Мария говорит ему, что тот, кто остается, страдает даже больше, чем тот, кто уезжает. Потому что каждый уголок напоминает о былом.
Вслед за ними по лестнице спустились двое пожилых мужчин, которых Цукерман не видел очень долгое время: Герберт Гроссман, единственный европейский эмигрант из всей семьи Цукерманов, и Шимми Кирш, которого отец Натана наградил прозвищем «наш кузен Неандерталец»: возможно, он был самым большим недоумком из всего семейства. Но поскольку он также являлся самым богатым представителем этого семейства, приходилось задумываться, не стала ли его глупость весьма ценным качеством; наблюдая за его успехами, родственники начали полагать, что энергия, с которой он рвался вперед, и его жизнелюбие вовсе не были проявлением глупости.

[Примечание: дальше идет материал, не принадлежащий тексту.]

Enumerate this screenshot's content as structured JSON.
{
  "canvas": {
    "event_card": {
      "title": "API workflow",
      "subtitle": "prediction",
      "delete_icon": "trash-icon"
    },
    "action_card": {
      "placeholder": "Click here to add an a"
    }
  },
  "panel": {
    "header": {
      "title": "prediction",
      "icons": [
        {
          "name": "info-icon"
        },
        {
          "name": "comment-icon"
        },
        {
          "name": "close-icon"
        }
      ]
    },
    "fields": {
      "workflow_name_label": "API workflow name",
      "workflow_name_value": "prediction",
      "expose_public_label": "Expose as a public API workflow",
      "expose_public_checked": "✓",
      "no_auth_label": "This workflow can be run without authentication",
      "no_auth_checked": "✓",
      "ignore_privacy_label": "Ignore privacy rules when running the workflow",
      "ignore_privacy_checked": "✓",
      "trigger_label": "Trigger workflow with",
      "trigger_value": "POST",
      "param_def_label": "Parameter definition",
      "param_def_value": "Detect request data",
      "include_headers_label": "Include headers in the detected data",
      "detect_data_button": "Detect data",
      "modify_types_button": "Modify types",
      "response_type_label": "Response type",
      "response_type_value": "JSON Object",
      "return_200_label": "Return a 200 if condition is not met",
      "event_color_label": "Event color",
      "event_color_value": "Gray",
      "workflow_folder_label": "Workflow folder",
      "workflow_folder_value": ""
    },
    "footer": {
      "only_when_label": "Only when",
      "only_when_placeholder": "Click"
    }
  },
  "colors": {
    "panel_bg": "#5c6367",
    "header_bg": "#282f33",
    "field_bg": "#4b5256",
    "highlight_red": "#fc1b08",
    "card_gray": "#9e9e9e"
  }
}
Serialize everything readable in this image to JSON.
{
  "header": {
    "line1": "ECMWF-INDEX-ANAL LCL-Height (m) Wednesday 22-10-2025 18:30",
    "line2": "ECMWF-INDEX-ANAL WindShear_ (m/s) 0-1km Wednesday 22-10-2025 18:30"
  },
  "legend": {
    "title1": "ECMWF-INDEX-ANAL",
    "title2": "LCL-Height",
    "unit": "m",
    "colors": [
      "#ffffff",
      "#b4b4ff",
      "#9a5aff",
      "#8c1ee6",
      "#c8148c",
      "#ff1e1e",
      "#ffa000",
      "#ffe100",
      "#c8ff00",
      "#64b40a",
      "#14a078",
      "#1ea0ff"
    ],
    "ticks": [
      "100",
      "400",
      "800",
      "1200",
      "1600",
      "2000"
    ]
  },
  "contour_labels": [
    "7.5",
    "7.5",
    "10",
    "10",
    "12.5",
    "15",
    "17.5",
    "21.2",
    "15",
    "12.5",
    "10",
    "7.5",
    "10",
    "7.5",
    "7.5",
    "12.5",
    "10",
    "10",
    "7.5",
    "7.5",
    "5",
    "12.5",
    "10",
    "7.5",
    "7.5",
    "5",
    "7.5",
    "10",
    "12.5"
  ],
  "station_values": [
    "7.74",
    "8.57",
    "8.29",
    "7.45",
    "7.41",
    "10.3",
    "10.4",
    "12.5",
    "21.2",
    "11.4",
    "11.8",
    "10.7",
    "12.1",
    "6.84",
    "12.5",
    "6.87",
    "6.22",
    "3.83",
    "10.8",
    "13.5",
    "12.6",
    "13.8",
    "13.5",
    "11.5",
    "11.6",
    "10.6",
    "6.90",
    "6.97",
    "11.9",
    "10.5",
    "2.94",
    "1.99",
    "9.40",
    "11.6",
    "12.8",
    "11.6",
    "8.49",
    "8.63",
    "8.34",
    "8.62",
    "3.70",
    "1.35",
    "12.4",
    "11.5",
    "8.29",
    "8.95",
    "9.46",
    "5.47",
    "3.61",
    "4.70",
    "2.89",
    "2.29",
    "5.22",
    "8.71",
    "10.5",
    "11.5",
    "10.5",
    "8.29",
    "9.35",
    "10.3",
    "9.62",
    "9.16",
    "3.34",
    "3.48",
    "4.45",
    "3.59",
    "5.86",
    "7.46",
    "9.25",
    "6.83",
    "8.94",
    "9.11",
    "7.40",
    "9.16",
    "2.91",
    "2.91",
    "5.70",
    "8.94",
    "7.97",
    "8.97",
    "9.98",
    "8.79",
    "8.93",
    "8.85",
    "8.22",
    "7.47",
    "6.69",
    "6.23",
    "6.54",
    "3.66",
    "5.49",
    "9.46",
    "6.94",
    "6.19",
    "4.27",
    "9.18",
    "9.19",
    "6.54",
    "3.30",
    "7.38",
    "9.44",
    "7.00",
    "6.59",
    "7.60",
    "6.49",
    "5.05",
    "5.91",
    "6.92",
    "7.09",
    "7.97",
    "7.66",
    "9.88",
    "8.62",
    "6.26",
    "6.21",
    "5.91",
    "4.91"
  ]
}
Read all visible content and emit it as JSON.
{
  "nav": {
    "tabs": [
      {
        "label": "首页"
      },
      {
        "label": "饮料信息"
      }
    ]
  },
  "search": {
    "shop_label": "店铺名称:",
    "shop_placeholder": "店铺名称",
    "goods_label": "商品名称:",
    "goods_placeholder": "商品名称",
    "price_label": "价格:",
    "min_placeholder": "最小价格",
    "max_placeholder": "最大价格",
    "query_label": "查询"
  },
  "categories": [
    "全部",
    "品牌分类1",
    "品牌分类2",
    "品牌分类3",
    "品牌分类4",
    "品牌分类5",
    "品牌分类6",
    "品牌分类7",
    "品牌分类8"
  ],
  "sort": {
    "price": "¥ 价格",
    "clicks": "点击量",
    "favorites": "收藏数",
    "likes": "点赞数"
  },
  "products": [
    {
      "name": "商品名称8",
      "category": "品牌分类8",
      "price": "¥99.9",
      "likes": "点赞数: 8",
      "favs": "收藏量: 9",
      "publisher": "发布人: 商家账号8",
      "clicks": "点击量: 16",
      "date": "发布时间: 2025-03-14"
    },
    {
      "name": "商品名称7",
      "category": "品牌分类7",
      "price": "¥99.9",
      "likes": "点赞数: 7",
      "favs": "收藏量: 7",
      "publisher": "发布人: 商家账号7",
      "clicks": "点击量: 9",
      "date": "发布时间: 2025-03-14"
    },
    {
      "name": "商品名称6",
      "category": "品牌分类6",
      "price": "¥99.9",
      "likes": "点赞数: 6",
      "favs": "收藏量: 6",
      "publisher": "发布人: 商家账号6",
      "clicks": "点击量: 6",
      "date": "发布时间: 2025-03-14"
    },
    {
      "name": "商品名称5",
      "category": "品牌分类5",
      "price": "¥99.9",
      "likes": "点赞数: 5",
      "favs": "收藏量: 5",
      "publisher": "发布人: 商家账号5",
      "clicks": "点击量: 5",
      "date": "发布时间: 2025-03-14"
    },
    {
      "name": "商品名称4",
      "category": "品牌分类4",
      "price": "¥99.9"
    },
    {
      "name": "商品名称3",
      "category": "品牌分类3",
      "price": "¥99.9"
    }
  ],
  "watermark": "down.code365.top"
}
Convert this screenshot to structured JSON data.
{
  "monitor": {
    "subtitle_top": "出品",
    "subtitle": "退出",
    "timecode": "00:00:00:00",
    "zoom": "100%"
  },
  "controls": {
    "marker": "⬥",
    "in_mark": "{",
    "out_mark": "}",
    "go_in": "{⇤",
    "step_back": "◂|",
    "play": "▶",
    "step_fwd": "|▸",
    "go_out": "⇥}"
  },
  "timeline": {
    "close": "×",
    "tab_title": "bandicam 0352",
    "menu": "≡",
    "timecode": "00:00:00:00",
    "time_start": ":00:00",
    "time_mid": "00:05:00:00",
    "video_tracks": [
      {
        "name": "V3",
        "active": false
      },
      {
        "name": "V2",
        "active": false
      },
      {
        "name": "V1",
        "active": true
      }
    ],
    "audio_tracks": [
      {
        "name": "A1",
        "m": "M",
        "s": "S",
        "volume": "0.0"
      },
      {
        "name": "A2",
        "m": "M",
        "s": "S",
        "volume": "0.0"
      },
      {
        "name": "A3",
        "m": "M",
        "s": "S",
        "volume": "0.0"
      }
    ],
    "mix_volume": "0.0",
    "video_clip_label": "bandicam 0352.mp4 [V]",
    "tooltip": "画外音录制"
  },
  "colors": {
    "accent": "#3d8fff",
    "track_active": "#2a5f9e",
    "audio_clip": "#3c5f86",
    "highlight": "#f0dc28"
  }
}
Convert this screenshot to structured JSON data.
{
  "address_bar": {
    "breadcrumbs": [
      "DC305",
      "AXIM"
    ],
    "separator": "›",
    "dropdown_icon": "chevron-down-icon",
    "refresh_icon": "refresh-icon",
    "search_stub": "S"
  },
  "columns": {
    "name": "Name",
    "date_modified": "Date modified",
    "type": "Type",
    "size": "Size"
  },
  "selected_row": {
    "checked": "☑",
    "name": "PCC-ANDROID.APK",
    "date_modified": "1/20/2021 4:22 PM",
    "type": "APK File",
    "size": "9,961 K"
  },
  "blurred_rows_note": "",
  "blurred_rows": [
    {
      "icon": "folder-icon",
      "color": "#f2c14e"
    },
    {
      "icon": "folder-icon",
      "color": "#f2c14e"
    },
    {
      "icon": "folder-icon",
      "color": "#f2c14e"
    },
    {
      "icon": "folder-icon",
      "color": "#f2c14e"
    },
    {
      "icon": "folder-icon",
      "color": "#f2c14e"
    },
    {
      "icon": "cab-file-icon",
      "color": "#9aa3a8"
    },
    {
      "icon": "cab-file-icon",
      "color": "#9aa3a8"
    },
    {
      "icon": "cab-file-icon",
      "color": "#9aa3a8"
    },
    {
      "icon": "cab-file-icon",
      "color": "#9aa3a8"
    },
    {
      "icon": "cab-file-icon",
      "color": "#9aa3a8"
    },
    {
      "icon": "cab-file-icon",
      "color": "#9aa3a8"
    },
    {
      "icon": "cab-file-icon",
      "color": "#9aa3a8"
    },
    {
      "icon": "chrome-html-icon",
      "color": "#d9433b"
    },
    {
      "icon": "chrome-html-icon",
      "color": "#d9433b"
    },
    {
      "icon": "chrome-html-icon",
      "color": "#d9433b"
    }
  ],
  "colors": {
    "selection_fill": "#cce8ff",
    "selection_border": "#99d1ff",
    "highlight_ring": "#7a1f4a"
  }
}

Когда-то он был человеком исполинского телосложения, и хотя его силища была уже тронута коррозией возраста, а изрытое глубокими морщинами лицо несло на себе отпечаток физического и умственного напряжения, Натан узнал его: он был тем самым человеком, чей облик был ему знаком с раннего детства: неприступное ничтожество гигантских размеров, занимавшееся оптовыми продажами, алчный сын одного из семейств, принадлежащих к старинному роду, который не дрогнет ни перед чем, хотя и держится, к счастью для общества, в рамках, если не сказать в рабстве, самых примитивных табу. Для отца Цукермана, уважающего себя мозольного оператора, жизнь была борьбой: он поднялся из пропасти нищеты, в которую был ввергнут его отец-эмигрант; отец Натана сделал это не только ради себя, желая улучшить условия своей жизни, — в конечном итоге он хотел спасти каждого, как этакий семейный мессия. Шимми не видел необходимости в том, чтобы прилежно исправлять свое прошлое. Он также не желал без нужды фальсифицировать свою биографию. Вся его стойкость сводилась к тому, чтобы оставаться тем, кем он был с самого рождения, — Шимми Киршем. Никаких вопросов, никаких оправданий, никакой чуши вроде «кто я такой?», «что я такое?» или «куда это я попал?», ни грана сомнения или хотя бы малейшего импульса, чтобы выделиться из общей серой массы в нем не наблюдалось; скорее он был человеком, который, как многие его сверстники, что принадлежали к поколению, вышедшему из старых еврейских трущоб Ньюарка [12] , впитал в себя дух оппозиционерства, одновременно оставаясь в полном согласии с приземленностью жизненных устоев.